Na câmara há 115 ruralistas, 77 religiosos, 44 advogados, 43 donos de rádios e tevês, 40 sindicalistas, e o resto se divide em outras profissões. A idiotização vista em frente às câmeras o representa, leitor? Um deputado cínico comandando um processo em que ele devia ser réu é legítimo? E lembre-se: agora o processo será julgado no Senado, onde 40% dos nossos senadores tem pendência criminal – inclusive Renan Calheiros, que o conduzirá! Sim, sua piscina está cheia de ratos. A pergunta é: o que você vai fazer a respeito disso nas próximas eleições?

Eloy F. Casagrande Jr.

E agora, quem governa?

Há poucos anos, num baronato petista, o burgomestre do alto da sapiência sesquipedal proclamou um novo decreto criando uma fundação que já existia ao menos no papel. Faltava apenas regularizá-la, mas como asnos têm medida imensurável, copiou-se quase letra a letra o decreto anterior e esfregou-se o papel na cara de todos como a máxima inovação em governabilidade. E assim, por alguns meses, o baronato possuiu duas fundações idênticas no papel e nenhuma funcionando, mas a última com presidanta instituída e proclamada mesmo no contracheque.

Não menos exótica é a situação criada, também sob auspícios petistas no STF, a partir de domingo, quando foi aprovado o encaminhamento do pedido de impeachment presidencial ao Senado. O Brasil acordou com dois presidentes e dois palácios, mas nenhum governo. E assim por um ou dois meses, haverá uma presidência e duas cabeças, que em verdade não funcionarão.


A eleita não tem apoio, mas a caneta e a chave para dispor à vontade do cofre, inclusive para pagar débitos políticos assumidos para a decisão de domingo. A cabeça, no palácio do Jaburu, tramará o futuro sem caneta e chave. Entre as duas a desgraceira econômica fazendo a ralé, metaforicamente chamada de eleitor, passar o pão que o diabo deles amassou.
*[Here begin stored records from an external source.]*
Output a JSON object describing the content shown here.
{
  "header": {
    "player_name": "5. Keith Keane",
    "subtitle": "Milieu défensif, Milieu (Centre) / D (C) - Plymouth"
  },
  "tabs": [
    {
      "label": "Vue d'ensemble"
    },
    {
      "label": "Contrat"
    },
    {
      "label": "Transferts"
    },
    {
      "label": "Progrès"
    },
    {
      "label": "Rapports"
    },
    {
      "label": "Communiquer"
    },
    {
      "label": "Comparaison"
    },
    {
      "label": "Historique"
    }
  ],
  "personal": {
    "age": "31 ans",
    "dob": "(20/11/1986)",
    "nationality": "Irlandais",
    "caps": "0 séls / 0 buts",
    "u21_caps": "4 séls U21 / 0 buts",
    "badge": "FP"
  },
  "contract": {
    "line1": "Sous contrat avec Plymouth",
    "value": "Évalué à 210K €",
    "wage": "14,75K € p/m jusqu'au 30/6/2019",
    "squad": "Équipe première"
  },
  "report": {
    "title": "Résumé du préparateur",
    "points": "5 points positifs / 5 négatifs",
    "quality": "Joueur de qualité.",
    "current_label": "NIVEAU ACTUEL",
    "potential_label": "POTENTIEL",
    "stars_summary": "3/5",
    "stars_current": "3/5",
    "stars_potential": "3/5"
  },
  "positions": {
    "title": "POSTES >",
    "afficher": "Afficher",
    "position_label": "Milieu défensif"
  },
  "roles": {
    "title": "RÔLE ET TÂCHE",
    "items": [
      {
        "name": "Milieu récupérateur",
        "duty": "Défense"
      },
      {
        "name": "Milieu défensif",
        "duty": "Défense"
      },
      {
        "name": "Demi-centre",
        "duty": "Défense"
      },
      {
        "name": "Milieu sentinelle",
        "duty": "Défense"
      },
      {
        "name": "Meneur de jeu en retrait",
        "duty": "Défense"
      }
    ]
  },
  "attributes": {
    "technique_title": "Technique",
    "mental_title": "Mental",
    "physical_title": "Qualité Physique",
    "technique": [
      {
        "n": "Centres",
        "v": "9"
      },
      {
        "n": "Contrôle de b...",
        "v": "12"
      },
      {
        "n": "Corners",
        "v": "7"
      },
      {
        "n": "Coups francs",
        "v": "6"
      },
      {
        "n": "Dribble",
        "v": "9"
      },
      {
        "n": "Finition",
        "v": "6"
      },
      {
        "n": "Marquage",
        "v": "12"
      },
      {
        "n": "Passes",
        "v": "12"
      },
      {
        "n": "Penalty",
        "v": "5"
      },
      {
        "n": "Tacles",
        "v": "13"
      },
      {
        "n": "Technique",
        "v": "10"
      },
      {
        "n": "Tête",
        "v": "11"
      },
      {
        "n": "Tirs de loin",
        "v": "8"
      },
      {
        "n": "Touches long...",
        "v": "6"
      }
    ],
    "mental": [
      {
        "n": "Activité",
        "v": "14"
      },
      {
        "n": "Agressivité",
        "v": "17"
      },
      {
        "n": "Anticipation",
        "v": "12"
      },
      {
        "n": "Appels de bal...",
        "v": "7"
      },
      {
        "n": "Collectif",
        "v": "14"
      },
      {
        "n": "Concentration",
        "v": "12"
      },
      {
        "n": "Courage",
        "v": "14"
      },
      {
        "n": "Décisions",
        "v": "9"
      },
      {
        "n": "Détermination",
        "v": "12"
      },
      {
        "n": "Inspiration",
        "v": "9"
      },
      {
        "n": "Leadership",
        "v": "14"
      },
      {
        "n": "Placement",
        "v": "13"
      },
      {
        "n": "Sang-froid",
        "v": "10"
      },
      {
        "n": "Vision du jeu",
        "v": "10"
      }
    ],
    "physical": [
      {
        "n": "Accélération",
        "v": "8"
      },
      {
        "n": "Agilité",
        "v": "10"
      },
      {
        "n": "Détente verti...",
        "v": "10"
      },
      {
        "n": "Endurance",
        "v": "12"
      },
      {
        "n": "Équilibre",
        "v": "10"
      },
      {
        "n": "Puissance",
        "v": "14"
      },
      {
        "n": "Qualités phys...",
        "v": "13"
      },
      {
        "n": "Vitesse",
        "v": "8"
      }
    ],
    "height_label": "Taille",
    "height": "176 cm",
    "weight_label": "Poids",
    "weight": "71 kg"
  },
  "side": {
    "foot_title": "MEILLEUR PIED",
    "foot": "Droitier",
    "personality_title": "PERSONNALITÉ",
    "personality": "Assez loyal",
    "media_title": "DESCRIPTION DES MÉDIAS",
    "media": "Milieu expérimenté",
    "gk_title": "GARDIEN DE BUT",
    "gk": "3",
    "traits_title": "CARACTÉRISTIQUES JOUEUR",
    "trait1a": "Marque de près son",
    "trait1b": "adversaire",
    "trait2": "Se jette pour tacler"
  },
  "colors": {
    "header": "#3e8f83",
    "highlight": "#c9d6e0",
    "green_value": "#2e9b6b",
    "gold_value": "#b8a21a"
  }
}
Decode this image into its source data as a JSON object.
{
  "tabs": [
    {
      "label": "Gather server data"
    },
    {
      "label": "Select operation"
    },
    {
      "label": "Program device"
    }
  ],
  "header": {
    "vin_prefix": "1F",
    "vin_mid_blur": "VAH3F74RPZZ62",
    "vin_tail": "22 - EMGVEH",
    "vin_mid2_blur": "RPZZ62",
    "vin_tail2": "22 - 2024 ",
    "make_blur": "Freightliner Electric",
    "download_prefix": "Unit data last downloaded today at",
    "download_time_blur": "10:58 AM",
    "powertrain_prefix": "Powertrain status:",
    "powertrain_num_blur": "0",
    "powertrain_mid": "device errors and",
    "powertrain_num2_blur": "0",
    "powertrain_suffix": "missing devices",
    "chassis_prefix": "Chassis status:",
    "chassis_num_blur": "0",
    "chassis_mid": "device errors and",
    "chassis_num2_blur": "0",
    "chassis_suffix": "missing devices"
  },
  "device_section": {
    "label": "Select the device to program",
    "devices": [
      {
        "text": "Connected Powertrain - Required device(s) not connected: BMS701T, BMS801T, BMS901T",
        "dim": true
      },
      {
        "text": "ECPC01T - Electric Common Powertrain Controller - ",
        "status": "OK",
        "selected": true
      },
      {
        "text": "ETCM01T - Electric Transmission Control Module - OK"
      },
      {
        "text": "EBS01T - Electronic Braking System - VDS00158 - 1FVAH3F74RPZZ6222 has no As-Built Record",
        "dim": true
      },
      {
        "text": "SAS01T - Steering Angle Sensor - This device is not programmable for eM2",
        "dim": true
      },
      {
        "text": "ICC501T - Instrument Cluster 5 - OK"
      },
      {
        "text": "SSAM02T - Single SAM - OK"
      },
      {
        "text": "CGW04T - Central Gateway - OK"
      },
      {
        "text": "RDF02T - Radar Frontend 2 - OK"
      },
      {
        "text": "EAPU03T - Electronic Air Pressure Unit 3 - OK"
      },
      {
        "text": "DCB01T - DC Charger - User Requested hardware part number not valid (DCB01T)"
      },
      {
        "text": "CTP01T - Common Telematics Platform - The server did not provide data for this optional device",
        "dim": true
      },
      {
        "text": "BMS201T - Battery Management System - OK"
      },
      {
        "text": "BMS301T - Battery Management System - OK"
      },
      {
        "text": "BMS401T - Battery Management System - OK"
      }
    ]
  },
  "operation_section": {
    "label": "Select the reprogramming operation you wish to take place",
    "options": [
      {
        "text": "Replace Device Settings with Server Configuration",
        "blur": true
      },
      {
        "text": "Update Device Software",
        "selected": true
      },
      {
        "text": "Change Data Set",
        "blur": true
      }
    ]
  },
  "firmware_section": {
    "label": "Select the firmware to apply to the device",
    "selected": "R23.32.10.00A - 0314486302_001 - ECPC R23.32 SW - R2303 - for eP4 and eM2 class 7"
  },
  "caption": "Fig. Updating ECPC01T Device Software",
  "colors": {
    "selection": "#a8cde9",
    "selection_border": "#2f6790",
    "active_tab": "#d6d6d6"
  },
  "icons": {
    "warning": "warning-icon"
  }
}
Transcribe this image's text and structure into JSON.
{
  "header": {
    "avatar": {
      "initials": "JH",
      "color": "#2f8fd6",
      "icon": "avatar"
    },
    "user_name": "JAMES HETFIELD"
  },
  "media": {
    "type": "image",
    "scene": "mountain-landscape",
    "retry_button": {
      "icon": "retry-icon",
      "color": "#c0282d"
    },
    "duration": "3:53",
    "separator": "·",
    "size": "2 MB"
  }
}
A presidente eleita, sob processo de impeachment, continua a governar as ruínas que lhe sobraram. Ironicamente sobrevive sob a mesma situação do presidente da Câmara, que presidiu a sessão de domingo. Presidem enquanto não for batido o martelo da Justiça.

Ambos estão indiciados e continuam em seus cargos. Assim como o presidente do Senado, famoso colecionador de processos, também no STF, que vai presidir a sessão de abertura do processo contra Dilma. (Será que vão condenar a sessão por ser presidida por outro indiciado?)

Enquanto os poderes estão enrolados, vive-se esse caso de exceção de arregalar os olhos de qualquer democracia. Com dois presidentes - um pelos votos e outro pelo afastamento do titular -, o Brasil novamente dá um exemplo circense de como a política aqui é um pandemônio para salvaguardar poderosos em detrimento dos palhaços que pagam seus salários.

Inflacionado por dois presidentes, o Brasil vai se arrastando com a pesada carga da inflação e desemprego. O transporte dessa inconsequência será devidamente pago pela população, o que denominam "sacrifício de todos", metáfora para "nós gastamos a rodo e vocês pagam a conta".

E assim caminha a democracia do Brasil que é de todos, mas benefício de uns poucos que vivem à custa dos muitos que não têm a quem apelar neste jogo viciado.